“There’s a simultaneous wink and arms-openness to what they do,” Gilpin says. She and Escola has a further connection, she says, because of the kinds of character they channel or portray—moms, ’80s soap actresses—as well as an arch campiness that the two share. “I would try to lace in some commentary or wink, ‘She’s been in a terrible accident!’” Gilpin says, “and the director is like ‘Cut! What are you doing? You’re just the mom. There is no mezzanine. Lets do it again.’” Fortunately there are two mezzanines at the Lyceum.
The Lyceum also happens to be the same theater where her father, the veteran actor, Jack Gilpin, made his first Broadway appearance, an understudy in The Players (1978). Fans of HBO’s The Gilded Age will recognize Gilpin Sr. as Church, the pragmatic head butler to Fifth Avenue’s favorite arrivistes, the Russells. “He has strong butler energy,” she jokes, beaming with pride. In another bit of family coincidence, her mother, Ann McDonough, once played the role of Mary Todd’s sister, Elizabeth Todd Edwards, in the 1993 play Abe Lincoln in Illinois at Lincoln Center Theater.
Growing up in a family of actors, with much of her childhood spent in the city, Gilpin takes a surreal pleasure in seeing her name above the marquee. She has had a few different lives here, with the city as a palimpsest for each one. “Now I’m a tired mom shuffling to the dentist, but 10 or 15 years ago, I was on this block, drunk with a Camel Light. Or 30 years ago, I was skipping down the streets in Mary Janes with a wedgie. New York, especially now, can feel so Chobani, so eyebrow studio. But this is where Cafe Wah? was, Allen Ginsburg, Alexander Hamilton. I feel the history smack me in the face, and I think that I certainly feel that in this theater.”

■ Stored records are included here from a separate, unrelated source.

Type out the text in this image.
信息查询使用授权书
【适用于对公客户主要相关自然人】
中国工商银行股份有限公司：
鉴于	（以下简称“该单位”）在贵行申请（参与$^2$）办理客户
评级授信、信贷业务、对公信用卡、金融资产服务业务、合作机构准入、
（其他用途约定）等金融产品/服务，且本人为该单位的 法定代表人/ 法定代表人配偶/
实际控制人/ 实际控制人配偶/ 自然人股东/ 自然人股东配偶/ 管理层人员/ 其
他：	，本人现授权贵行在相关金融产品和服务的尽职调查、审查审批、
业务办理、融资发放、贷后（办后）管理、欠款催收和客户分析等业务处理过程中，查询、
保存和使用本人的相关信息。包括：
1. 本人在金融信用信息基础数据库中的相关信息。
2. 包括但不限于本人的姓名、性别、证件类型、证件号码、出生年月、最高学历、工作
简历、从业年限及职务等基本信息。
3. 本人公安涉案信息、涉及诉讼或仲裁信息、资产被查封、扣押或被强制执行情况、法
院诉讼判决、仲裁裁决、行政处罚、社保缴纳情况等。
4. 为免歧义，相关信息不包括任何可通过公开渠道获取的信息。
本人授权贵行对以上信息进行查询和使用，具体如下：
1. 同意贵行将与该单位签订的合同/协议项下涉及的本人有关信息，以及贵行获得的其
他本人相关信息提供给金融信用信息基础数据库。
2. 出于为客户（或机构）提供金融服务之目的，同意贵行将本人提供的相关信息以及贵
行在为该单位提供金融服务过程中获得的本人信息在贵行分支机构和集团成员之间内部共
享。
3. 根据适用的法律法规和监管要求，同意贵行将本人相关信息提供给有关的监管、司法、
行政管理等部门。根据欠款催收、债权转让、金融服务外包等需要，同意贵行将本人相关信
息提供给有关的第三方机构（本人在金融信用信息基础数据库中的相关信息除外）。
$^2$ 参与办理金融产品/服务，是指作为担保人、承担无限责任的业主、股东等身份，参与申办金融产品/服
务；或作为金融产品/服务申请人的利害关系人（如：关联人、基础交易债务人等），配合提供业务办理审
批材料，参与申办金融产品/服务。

Gilpin’s latest New York iteration is with her husband, Cosmo, a nurse, and their two young daughters, one four years old and the youngest born last May. “I do rabid hamster Mary Todd for however many hours of rehearsal, then come home for bed time with two children, which makes Mary look like Charlie Rose. Any parent knows, 6 to 8 p.m. is like an enema of broken glass, nervous system wise. By 8:30, there are nights where you are just staring into the distance,” she laughs.